La santé mentale des femmes et jeunes filles n'est pas épargnée 

"Je suis une femme divorcée et mère de 3 enfants. Mais aujourd'hui, je me retrouve avec 2 enfants à cause de la pénurie d'eau. Chaque jour, je parcourais presque toute la commune de Lemba avec mes enfants pour chercher de l'eau. Il y a 13 mois, on revenait du quartier sous-région avec nos récipients. En voulant traverser pour se rendre à Livulu, ma fille de 16 ans s'est fait tamponner par une moto et a perdu la vie. L'eau m'a privé ma fille pour toujours, je ne m'en remettrais jamais, confie Arlette Kashi."

D'autres habitants ayant requis l'anonymat révèlent que certaines jeunes filles se livrent à des pratiques immorales pour amener les garçons à puiser de l'eau pour elles par manque de moyens financiers.

"La situation va de mal en pire. Certaines filles du quartier s'exposent et se font toucher les parties intimes en toute conscience pour avoir de l'eau. Elles disent ne pas avoir de l'argent à donner aux porteurs pour puiser pour elles de l'eau. "C'est vraiment dramatique", rapporte un père de famille.

La pénurie d'eau entraîne aussi des conséquences nuisibles sur la santé des populations, affirme le Dr Menayame Banieka Julva, expert en santé publique.

L'eau faisant partie de notre vie, elle occupe une place très importante. Le manque d'eau dans une communauté a plusieurs impacts ou conséquences. Sur le plan sanitaire : le manque d'eau potable peut entraîner des maladies bactériennes comme les infections à salmonella typhoïde ou à entérobactéries (Campylobacter. E. coli), le choléra, les shigelloses. Les infections virales comme l'hépatite A (et E), la poliomyélite, les rotavirus responsables de diarrhées, les entérovirus. Les infections parasitaires comme dracunculose, amibiase, giardiase et autres flagellés intestinaux

Chez la femme ou la jeune fille, le manque d'eau peut l'exposer à des infections gynécologiques aiguës pouvant même endommager ses organes génitaux, a-t-il renchérit.

Pour faire face à cette situation désastreuse, la direction de la Regideso de Livulu a implanté 3 forages d'eau dans le quartier. Un seul fonctionne, et les deux autres sont en panne. La quantité d'eau produite au quotidien par ce forage ne permet pas de servir toute la population du quartier.
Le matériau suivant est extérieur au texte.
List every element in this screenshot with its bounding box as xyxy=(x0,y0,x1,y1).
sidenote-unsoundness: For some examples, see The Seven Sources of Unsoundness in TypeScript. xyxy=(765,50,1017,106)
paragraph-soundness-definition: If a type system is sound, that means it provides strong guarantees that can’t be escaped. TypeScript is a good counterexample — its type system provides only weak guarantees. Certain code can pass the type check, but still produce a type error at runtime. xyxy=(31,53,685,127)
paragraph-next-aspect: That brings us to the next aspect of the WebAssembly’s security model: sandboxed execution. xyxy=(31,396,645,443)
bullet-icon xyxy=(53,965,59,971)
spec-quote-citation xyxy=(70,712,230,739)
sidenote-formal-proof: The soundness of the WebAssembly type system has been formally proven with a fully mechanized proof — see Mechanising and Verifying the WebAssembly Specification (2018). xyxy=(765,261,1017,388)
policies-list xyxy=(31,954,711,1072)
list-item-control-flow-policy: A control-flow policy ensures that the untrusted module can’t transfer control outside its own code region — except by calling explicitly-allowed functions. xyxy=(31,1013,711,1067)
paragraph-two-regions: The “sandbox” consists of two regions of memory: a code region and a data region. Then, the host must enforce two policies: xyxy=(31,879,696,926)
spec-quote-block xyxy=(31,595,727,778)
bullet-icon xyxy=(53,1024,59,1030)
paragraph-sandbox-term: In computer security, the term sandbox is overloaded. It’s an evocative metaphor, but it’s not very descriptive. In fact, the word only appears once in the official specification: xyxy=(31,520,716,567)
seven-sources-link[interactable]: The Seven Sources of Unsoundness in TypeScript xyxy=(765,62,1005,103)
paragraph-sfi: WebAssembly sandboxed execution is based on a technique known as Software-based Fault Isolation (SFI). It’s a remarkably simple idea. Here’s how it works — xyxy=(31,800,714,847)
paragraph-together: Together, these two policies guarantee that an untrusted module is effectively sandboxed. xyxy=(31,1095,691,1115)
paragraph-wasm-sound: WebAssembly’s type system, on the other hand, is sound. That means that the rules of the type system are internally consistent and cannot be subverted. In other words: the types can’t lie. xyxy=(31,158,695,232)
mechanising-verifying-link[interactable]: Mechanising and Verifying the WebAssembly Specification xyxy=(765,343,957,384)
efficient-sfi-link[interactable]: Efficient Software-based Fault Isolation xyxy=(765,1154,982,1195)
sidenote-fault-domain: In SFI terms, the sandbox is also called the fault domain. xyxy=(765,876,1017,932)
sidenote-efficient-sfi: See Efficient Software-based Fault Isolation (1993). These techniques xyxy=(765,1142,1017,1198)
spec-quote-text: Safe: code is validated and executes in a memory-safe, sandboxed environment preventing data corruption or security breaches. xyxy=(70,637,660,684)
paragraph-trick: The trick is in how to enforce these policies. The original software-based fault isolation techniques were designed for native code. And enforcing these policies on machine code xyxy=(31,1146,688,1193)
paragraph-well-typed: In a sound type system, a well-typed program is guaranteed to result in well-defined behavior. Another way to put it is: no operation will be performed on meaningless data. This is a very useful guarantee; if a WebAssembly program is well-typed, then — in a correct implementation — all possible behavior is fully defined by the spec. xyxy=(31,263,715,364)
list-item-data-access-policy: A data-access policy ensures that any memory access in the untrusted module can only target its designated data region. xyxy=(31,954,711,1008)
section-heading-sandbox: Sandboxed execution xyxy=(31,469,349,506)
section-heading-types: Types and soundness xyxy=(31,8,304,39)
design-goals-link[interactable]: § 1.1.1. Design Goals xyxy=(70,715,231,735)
Un agent de la Regideso qui a requis l'anonymat attribue cette situation à des problèmes techniques, notamment aux coupures intempestives d'électricité dans les stations de pompage d'eau, à l'ancienneté des matériaux utilisés par la Regideso qui n'arrivent plus à pomper une quantité suffisante d'eau pour servir la population, et à la position géographique du quartier Mbanza Lemba qui est placé sur une montagne.